Kiss, Dóra. “Canonisation of the Danced Minuet over Centuries.” In Relevance and Marginalisation in Scandinavian and European Performing Arts 1770-1860: Questioning Canons, edited by Randi Margrete Selvik, Svein Gladsø, and Annabella Skagen, 43-65. London: Routledge, 2021.


Abstract:
This chapter [Chapter 3] is about belle dance and the minuet as a canonised ideal in France. The minuet has been regarded as the most typical representative of belle danse, a style associated with the eighteenth century. Kiss regards belle danse as a canonised style, and the minuet as a canonical form of that style. She asks how and when the dance was canonised and argues that this has been a long and ongoing process.

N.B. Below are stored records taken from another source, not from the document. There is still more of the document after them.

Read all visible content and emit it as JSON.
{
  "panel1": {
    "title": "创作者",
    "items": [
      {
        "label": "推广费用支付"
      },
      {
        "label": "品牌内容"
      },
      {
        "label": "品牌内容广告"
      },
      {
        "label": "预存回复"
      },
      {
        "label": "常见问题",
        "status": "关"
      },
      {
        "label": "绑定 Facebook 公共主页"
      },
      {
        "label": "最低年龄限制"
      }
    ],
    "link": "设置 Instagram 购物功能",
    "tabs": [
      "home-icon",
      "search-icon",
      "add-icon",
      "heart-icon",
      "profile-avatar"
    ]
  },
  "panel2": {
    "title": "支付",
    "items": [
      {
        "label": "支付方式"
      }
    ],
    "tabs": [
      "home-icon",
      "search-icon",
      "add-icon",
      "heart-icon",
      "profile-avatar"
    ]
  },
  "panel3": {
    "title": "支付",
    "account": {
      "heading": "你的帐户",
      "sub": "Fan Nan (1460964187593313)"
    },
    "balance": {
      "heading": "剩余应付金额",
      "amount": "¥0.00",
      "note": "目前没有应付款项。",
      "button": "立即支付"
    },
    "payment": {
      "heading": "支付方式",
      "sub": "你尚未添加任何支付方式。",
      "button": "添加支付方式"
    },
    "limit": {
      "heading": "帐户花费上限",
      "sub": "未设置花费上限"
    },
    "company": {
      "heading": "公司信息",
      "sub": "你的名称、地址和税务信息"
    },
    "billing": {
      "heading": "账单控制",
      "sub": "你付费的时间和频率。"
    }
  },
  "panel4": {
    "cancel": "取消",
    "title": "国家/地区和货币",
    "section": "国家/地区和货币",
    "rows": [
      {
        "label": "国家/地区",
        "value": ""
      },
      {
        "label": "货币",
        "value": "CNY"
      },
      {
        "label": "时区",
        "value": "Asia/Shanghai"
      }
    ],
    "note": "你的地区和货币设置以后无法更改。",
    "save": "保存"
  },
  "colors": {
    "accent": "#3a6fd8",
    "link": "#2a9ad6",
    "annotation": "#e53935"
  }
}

The minuet became an internationally shared reference and an abstract model, from which many canons could be claimed, and those have been constantly changing. It was a common dance in the eighteenth century, and it has been simplified and summarised from that period until now. Referring to eighteenth-century treatises and modern scholarly dance literature, Kiss demonstrates that the process of the canonisation of the minuet was not unique, but repeated by different authors and in different places and periods, and that today several canonic minuets co-exist. She discusses various theoretical definitions of the minuet across time, as well as reinterpretations, variations, and new inventions; and she gives an analysis of a notated eighteenth-century dance and a twentieth-century photo of people dancing the minuet.